17. The VCSEL chip of claim 16, wherein a width dimension of a heat sink strip of the at least two heat sink strips adjacent to and/or at a center region of the light emitting region is greater than a width dimension of a heat sink strip of the at least two heat sink strips remote from the center region of the light emitting region.

18. The VCSEL chip of claim 16, wherein a depth dimension of a heat sink strip in the at least two heat sink strips adjacent to and/or at a central region of the light emitting region is greater than a depth dimension of a heat sink strip in the at least two heat sink strips away from the central region of the light emitting region.

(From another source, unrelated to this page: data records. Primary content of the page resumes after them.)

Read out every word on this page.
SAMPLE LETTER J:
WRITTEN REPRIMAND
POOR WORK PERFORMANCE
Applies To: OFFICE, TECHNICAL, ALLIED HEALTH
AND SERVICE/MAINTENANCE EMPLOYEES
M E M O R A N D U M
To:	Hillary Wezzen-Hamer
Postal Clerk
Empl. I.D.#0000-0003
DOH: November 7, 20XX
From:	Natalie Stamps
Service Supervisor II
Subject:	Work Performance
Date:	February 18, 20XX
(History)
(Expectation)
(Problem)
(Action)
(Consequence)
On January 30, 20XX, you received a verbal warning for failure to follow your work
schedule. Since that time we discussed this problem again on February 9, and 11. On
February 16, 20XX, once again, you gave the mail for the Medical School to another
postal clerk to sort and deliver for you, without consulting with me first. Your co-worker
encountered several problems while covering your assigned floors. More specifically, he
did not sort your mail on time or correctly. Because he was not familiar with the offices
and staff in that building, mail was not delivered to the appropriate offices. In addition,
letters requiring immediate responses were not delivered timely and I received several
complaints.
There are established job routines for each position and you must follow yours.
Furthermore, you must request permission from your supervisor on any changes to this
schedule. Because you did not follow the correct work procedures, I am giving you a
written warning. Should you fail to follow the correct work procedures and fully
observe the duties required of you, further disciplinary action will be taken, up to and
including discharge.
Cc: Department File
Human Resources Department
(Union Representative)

19. A method of fabricating a VCSEL chip, comprising:

Forming an epitaxial layer structure, wherein the epitaxial layer structure comprises from bottom to top: a substrate layer structure, an N-type electrical contact layer structure, an N-DBR layer structure, an active layer structure, a P-DBR layer structure, and a P-type electrical contact layer structure;

forming a plurality of positive electrodes electrically connected to the P-type electrical contact layer structure;

removing at least a portion of the epitaxial layer structure to form a plurality of sub-structural units, each sub-structural unit comprising, from bottom to top: a substrate layer, an N-type electrical contact layer, an N-DBR layer, an active region, a P-DBR layer, and a P-type electrical contact layer;

processing the plurality of sub-structural units to form a confinement layer having a confinement hole above the active region, thereby forming a plurality of light emitting bodies, wherein the plurality of light emitting bodies includes a second partial light emitting body adjacent to an outer periphery of a light emitting region forming region formed by the plurality of light emitting bodies and a first partial light emitting body other than the second partial light emitting body;

removing at least a portion of the substrate layer to form at least one recess corresponding to only the first portion of the light-emitting body; and

and filling the at least one groove with a heat conducting material to form a heat sink structure.

20. The method of fabricating a VCSEL chip as claimed in claim 19, wherein removing at least a portion of the substrate layer to form at least one recess corresponding to only the first portion of the light emitting body comprises:

Thinning the substrate layer; and

and removing at least one part of the thinned substrate layer of the first part of luminous body through an etching process to form at least one groove.